Jeans und große Klappe
persönlich abzuliefern hatten, da es den Empfängern an geeigneten Transportmöglichkeiten fehlte. So führte Sascha also nur die Listen und trug getreulich ein, was da so herangekarrt wurde.
»Da hätten wir jetzt 14 Geranienstauden, 11 Primeln und 9 Töpfe mit Fleißigen Lieschen von der Gärtnerei Wildhuber. Herr Kreiwald hat zehn Flaschen Rotwein gestiftet, Herr Huber fünfzig Kugelschreiber, Herr Müller zehn Feuerzeuge und der Vater von Wolfgang fünfundzwanzig Packungen Taschenlampenbatterien. Von der Metzgerei Glöckle kriegen wir hundert Würstchen, vom Bäcker Schmidt eine Nußtorte. Was stiftest du eigentlich?« Sascha kaute auf dem Bleistift und sah mich erwartungsvoll an.
»Meine Arbeitskraft.«
»Das tun andere auch. Ich meine doch irgend etwas, das sich verkaufen läßt.«
»Was fehlt denn noch?«
»Alles. Aber wir stellen in den nächsten Tagen sowieso eine Liste zusammen, und da muß jeder eintragen, welche Kuchen und wieviel Kaffee er spendet. Außerdem müssen wir noch den Arbeitseinsatz koordinieren.«
Der bürokratische Aufwand erschien mir angesichts des harmlosen Schulfestes ein bißchen zu umfangreich, aber Sascha fand das völlig in Ordnung.

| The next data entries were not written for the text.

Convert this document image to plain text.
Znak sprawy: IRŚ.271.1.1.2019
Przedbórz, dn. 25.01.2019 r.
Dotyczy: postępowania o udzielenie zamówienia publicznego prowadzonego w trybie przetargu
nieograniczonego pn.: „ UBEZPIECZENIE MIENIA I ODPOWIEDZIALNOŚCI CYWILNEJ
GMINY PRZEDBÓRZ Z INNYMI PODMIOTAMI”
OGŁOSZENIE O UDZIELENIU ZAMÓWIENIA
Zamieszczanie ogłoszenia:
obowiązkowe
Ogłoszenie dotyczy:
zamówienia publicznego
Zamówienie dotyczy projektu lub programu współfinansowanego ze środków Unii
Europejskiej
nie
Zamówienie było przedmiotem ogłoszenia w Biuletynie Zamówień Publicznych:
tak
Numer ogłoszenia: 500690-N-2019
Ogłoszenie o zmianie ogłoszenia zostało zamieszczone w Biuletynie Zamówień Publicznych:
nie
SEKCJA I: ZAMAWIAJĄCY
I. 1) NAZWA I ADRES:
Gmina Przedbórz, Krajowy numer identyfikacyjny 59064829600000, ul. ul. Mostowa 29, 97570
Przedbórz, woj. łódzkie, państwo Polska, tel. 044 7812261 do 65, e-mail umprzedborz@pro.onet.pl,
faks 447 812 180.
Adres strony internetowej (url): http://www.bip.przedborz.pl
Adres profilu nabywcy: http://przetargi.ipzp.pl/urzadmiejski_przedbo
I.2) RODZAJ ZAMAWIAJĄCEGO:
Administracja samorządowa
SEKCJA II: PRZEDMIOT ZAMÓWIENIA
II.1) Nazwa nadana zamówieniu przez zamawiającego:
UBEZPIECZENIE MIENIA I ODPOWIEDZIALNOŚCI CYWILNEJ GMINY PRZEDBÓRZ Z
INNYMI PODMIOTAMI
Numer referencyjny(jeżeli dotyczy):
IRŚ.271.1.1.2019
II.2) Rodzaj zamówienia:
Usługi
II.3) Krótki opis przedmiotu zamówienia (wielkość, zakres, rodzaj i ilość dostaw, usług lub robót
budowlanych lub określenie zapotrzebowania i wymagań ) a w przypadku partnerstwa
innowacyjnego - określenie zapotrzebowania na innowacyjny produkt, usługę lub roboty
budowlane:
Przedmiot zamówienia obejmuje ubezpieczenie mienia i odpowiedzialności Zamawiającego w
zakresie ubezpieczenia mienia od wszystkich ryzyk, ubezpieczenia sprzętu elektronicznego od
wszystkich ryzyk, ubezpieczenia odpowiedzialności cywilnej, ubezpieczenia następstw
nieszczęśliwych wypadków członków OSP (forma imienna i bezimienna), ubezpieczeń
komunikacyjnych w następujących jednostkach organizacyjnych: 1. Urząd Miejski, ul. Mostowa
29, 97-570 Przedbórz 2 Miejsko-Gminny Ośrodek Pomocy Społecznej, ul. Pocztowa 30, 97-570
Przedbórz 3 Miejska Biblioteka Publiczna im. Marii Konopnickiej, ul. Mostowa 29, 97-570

»Hast du dir schon mal überlegt, was du machen wirst? Es werden noch. Hilfskräfte für die Kaffeeküche gebraucht, beim Flohmarkt fehlen noch welche, und ich glaube, der Kuchenstand ist auch noch nicht besetzt. Du kannst aber auch Kartoffelpuffer braten oder Gläser spülen.«
»Vielleicht sagst du mir mal, was ihr eigentlich tut! Das ist doch euer Fest. Oder beschränkt sich eure Mithilfe lediglich darauf, die Einnahmen zu zählen?«
Sascha fuhr ärgerlich mit dem Bleistift durch die Luft: »Wir sind alle schon bis zum letzten Mann verplant. Die Mädchen kellnern, und wir anderen haben genug zu tun. Zwei Mann müssen an die Torwand, vier Mann organisieren das Kino für die Kleinen, wir haben elf Zeichentrickfilme bestellt, zwei von uns stehen in der Wurfbude, mindestens ein halbes Dutzend in der Diskothek, und der Rest ist ZvB und verkauft Lose.«
»Was heißt ZbV?«
»Das heißt ›Zur besonderen Verwendung‹, also so 'ne Art Feuerwehr, die überall einspringen muß, wo es gerade brennt.«
»Aha, und du bist Feuerwehrhauptmann?«
»Quatsch, ich sitze an der Kinokasse.«
»Womit du dir zweifellos den anstrengendsten Job ausgesucht hast! Aber wenn es eine Tombola gibt, dann muß doch auch jemand die Gewinne austeilen. Dazu könnte ich mich eventuell bereit finden.«
Erfahrungsgemäß ist eine begrenzte Anzahl Lose schnell verkauft, die Preisverteilung ebenso schnell beendet, und meine Abkommandierung zum Arbeitseinsatz wäre also voraussichtlich nach zwei bis drei Stunden beendet. Andere Mütter waren offenbar zu der gleichen Erkenntnis gekommen! Für den Einsatz bei der Tombola meldeten sich 19 Mütter, für die Herstellung von Kartoffelpuffern keine einzige.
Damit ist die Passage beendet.